Oil investments on unsteady ground globally
Crude oil prices traded near their lowest marks in more than week on the New York commodities market today, as traders of the fuel continued to speculate that the tumbling economies of Europe and the U.S. will undermine global demand. China’s recent announcement that it fully expects the world to dip into another recession also took a toll on oil investments.
The oil commodity futures fluctuated between gains and losses, before finally settling lower on the commodity index for the day, reporting decreases for a third consecutive session. Crude oil was continually affected by strong signs of economic collapse in Europe, where French and Belgian bonds are now well on their way to reaching the same highs that caused the fall of Greece, Italy and Spain. Spain’s own new austerity-minded government is yielding little results in curbing the dismal global outlook for the debt-addled country.
Germany remains the largest and at the moment, most sustainable economy in the euro zone; however, worse than expected growth projections in the nation may cause a misstep in Europe’s sole remaining domestic line of support, driving oil investments down along the way.

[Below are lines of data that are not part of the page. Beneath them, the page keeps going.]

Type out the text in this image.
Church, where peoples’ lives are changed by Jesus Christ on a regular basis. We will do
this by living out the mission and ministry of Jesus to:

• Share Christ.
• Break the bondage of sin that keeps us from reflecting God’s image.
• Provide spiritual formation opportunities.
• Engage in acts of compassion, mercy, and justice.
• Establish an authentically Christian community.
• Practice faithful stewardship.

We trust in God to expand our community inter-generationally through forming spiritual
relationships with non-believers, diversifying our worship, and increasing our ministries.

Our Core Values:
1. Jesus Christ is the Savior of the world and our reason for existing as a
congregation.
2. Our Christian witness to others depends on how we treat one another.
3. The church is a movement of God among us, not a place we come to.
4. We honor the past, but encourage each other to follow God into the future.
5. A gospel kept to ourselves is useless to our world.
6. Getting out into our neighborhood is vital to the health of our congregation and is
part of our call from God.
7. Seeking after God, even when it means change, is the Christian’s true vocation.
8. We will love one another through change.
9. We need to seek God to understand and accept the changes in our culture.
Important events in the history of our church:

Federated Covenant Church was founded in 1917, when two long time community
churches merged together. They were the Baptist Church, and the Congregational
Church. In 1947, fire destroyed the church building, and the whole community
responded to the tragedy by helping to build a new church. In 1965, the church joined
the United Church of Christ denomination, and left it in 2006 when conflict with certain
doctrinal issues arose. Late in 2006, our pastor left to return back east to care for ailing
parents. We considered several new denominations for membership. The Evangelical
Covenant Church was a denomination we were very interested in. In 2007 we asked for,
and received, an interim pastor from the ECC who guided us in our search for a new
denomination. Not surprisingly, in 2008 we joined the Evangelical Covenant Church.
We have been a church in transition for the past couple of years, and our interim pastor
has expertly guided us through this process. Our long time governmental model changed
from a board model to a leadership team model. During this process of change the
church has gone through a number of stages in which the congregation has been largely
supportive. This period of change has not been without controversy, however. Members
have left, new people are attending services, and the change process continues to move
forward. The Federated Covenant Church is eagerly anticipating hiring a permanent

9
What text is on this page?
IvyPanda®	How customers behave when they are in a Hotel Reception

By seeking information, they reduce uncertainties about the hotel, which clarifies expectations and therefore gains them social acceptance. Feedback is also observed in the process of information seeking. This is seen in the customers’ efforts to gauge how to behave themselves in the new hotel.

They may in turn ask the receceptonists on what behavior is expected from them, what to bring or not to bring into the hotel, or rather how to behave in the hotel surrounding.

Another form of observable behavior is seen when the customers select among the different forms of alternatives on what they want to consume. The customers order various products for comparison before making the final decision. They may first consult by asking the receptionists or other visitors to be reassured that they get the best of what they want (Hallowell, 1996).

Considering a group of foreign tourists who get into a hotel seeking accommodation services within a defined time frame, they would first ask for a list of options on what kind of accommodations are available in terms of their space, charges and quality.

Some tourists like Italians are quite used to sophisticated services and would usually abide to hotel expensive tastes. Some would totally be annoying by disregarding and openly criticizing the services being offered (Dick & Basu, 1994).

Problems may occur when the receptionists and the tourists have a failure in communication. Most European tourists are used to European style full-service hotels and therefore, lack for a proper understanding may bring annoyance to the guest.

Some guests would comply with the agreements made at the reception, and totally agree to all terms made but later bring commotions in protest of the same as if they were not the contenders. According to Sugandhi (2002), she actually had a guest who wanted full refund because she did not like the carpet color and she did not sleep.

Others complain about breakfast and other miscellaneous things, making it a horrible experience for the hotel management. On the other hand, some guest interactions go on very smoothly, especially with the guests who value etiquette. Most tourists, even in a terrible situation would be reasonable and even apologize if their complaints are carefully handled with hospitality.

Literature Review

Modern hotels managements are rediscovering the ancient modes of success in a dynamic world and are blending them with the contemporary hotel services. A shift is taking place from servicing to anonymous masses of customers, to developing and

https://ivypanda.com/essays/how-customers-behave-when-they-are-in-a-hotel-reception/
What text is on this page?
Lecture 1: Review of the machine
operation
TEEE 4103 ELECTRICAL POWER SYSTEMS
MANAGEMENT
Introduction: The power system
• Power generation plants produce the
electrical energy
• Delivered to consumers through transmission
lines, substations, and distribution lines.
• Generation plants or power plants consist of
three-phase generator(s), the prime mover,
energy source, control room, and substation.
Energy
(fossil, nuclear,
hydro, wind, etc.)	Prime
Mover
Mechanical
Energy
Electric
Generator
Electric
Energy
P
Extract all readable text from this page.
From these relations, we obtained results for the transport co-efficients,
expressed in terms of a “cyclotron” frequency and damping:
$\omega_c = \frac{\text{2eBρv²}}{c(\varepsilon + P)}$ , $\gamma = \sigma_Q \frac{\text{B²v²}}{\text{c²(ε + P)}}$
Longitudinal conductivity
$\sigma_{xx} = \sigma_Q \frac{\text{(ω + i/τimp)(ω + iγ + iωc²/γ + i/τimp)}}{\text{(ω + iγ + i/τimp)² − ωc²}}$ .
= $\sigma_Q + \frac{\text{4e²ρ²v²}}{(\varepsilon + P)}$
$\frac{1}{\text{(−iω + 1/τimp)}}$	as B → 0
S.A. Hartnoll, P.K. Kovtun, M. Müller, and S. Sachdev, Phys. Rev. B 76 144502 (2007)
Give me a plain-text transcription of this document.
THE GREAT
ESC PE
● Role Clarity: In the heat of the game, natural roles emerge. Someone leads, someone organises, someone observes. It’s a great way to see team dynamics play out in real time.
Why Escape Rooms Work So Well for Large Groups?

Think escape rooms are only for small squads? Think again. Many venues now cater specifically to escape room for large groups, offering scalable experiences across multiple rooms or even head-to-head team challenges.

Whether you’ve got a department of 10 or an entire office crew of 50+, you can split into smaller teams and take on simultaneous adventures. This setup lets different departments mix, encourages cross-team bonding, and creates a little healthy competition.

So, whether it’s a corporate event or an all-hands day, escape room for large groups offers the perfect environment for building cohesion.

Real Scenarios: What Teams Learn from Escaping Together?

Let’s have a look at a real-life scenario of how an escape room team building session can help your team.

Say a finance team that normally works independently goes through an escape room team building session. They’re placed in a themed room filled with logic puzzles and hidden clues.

West Texas Intermediate crude oil futures for delivery in January lost 25 cents to settle at $96.67 per barrel in electronic trading on the New York Mercantile Exchange. The American contract has posted tremendous gains over the past seven weeks, yet failed to sustain its rallies in the face of continues pressure from Europe.
Brent crude oil prices for January settlement lost nominal 4 cents to end the day at $106.84 per barrel on the London-based ICE Futures Exchange. Oil investments in the European contract saw some support from the escalating political tension in Iran and Syria.
Crude oil in the U.S. may see great support in the coming year, when the Seaway pipeline connecting U.S. storage hubs in Oklahoma with the refineries along the Gulf Coast begins producing results.